Durch die Extraktion alter DNA aus Zähnen hat eine internationale Gruppe von Wissenschaftlern unter der Leitung von Shai Carmi von der Hebräischen Universität Jerusalem und David Reich von der Harvard University das Leben einer einst blühenden mittelalterlichen aschkenasischen jüdischen Gemeinde in Erfurt, Deutschland, untersucht. Das Team, dem ehemalige DNA-Forscher des Max-Planck-Instituts für evolutionäre Anthropologie in Leipzig, Deutschland, angehörten, fand heraus, dass die jüdische Gemeinde in Erfurt genetisch vielfältiger war als moderne aschkenasische Juden.

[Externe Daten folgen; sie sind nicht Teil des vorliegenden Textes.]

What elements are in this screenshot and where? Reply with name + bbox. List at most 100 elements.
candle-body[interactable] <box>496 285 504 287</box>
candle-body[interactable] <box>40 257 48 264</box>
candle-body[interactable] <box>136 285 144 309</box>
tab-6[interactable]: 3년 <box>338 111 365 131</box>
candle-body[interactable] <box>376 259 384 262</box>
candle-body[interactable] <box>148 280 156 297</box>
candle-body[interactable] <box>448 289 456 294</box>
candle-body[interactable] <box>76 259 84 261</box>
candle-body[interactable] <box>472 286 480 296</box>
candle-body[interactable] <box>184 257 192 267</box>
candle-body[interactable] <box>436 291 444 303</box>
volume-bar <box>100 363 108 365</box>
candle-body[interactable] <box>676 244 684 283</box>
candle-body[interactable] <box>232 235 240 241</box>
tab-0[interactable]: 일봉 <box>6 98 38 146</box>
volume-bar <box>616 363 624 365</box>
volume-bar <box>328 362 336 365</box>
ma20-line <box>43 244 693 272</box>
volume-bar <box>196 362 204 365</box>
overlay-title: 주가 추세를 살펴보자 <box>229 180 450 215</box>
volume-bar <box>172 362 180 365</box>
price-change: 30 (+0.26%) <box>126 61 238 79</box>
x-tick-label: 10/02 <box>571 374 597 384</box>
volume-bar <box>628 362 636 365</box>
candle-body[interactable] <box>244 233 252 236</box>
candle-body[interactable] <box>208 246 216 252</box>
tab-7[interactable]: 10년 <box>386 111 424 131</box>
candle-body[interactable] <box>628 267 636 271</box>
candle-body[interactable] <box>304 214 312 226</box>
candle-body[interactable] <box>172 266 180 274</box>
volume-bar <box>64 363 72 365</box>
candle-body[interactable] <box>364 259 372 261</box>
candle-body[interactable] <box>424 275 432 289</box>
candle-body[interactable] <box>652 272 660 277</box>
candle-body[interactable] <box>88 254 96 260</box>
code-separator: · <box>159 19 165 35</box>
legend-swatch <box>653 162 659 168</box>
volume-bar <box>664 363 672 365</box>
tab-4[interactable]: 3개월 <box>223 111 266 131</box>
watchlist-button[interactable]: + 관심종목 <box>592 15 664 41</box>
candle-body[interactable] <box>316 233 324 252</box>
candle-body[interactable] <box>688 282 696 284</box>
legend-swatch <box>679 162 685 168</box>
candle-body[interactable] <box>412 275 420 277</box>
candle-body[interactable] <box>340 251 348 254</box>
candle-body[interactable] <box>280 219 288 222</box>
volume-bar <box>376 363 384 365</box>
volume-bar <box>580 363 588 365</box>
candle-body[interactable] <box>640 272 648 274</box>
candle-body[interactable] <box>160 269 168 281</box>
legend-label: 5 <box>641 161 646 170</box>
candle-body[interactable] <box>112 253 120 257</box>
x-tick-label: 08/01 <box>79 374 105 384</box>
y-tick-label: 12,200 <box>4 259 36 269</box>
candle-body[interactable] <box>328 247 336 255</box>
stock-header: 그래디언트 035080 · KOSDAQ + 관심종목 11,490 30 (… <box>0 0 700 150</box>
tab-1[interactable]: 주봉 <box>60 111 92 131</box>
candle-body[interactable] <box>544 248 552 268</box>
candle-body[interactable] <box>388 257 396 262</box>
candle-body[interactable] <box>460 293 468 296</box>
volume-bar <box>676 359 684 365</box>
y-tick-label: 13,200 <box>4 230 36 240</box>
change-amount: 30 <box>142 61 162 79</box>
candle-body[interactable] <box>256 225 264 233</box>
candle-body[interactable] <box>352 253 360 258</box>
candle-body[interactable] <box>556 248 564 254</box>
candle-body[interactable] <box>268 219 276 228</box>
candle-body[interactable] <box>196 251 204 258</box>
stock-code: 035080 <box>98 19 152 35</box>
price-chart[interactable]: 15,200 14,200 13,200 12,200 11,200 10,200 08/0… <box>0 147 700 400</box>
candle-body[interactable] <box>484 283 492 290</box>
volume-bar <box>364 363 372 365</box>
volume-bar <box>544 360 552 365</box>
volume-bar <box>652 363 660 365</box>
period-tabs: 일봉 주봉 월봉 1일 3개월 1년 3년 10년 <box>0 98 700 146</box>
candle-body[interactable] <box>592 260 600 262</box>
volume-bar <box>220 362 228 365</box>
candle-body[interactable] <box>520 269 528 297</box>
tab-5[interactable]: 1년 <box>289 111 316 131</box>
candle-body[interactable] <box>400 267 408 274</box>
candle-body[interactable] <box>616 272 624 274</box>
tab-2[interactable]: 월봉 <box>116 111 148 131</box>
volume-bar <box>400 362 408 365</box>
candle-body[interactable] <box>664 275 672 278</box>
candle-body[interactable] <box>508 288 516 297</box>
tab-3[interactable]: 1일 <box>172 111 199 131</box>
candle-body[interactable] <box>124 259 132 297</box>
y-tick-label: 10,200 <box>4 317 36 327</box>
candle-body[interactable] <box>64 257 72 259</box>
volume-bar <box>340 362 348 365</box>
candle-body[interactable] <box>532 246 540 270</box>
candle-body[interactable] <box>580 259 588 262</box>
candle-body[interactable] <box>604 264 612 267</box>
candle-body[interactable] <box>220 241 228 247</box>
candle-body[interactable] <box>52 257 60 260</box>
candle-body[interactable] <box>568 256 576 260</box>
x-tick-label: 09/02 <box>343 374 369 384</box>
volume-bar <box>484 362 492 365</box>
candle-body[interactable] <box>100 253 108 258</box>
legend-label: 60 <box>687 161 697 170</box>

„Wenn Sie heute aschkenasische Juden aus den Vereinigten Staaten und Israel vergleichen, sind sie genetisch sehr ähnlich, fast wie die gleiche Bevölkerung, unabhängig davon, wo sie leben“, sagt der Genetiker Shai Carmi von der Hebräischen Universität Jerusalem. Aber im Gegensatz zur heutigen genetischen Einheitlichkeit stellte sich heraus, dass die Gemeinschaft vor 600 Jahren vielfältiger war.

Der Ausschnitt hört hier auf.